1981 African Youth Championship

Tournament details
- Dates: 8 June 1980 – 24 April 1981
- Teams: 14 (from 1 confederation)

Final positions
- Champions: Egypt (1st title)
- Runners-up: Cameroon
- Third place: Nigeria
- Fourth place: Algeria

Tournament statistics
- Matches played: 10
- Goals scored: 49 (4.9 per match)

= 1981 African Youth Championship =

3rd African youth football qualification tournament

The 1981 African Youth Championship was the 3rd edition of the biennial African qualification tournament for the FIFA World Youth Championship which was contested on a home-and-away two-legged basis.

Egypt beat Cameroon 3–1 on aggregate in the final to claim their inaugural title, although both teams qualified for the 1981 FIFA World Youth Championship in Australia.

==Teams==
The following teams entered this edition of the tournament and played at least a match:

- Equatorial Guinea
- Zimbabwe

==Preliminary round==
The first leg was played on 8 June and the second leg was held on 22 June 1980. The winners advanced to the first round.

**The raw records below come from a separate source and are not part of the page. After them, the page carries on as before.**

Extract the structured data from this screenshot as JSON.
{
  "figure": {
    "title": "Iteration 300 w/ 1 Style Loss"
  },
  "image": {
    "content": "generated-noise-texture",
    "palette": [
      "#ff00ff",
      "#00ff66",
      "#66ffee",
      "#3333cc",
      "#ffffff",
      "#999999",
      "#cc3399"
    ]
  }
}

The teams who received byes to the first round are Guinea, Cameroon, Tunisia, Morocco, Ethiopia, Mauritania, Algeria, Nigeria, Ivory Coast, Egypt, Uganda, the Central African Republic and Kenya.

^{1} Malawi and Benin withdrew.

| Team 1 | Agg.Tooltip Aggregate score | Team 2 | 1st leg | 2nd leg |
|---|---|---|---|---|
| Equatorial Guinea | 4–3 | Gabon | 2–0 | 2–3 |
| Togo | w/o ^{1} | Benin |  |  |
| Zimbabwe | w/o ^{1} | Malawi |  |  |

==First round==

^{1} Ivory Coast, Uganda and Kenya withdrew.

| Team 1 | Agg.Tooltip Aggregate score | Team 2 | 1st leg | 2nd leg |
|---|---|---|---|---|
| Guinea | 2–2 (a) | Equatorial Guinea | 2–1 | 0–1 |
| Cameroon | 5–1 | Togo | 3–0 | 2–1 |
| Tunisia | 1–1 (6–5 pen.) | Morocco | 0–1 | 1–0 (a.e.t.) |
| Zimbabwe | 2–1 | Ethiopia | 0–0 | 2–1 |
| Mauritania | 1–6 | Algeria | 1–3 | 0–3 |
| Nigeria | w/o ^{1} | Ivory Coast |  |  |
| Egypt | w/o ^{1} | Uganda |  |  |
| Central African Republic | w/o ^{1} | Kenya |  |  |

==Second round==

^{1} Civil unrest and political turmoil in the Central African Republic forced their team to withdraw after the first leg: the second leg was scratched and Algeria advanced to the semi-finals.

| Team 1 | Agg.Tooltip Aggregate score | Team 2 | 1st leg | 2nd leg |
|---|---|---|---|---|
| Cameroon | 3–1 | Equatorial Guinea | 3–0 | 0–1 |
| Nigeria | 5–4 | Tunisia | 4–0 | 1–4 |
| Zimbabwe | 1–3 | Egypt | 1–1 | 0–2 |
| Central African Republic | w/o ^{1} | Algeria | 4–1 | n/p |

==Semi-finals==

^{1} Algeria withdrew.

| Team 1 | Agg.Tooltip Aggregate score | Team 2 | 1st leg | 2nd leg |
|---|---|---|---|---|
| Nigeria | 2–4 | Cameroon | 2–3 | 0–1 |
| Algeria | w/o^{1} | Egypt |  |  |

==Final==
The first leg was played on 12 April and the second leg on 24 April 1981.

| Team 1 | Agg.Tooltip Aggregate score | Team 2 | 1st leg | 2nd leg |
|---|---|---|---|---|
| Cameroon | 1–3 | Egypt | 1–1 | 0–2 |

| 1981 African Youth Championship winners |
|---|
| Egypt First/Inaugural title |

==Qualification to the World Youth Championship==
The two best performing teams qualified for the 1981 FIFA World Youth Championship.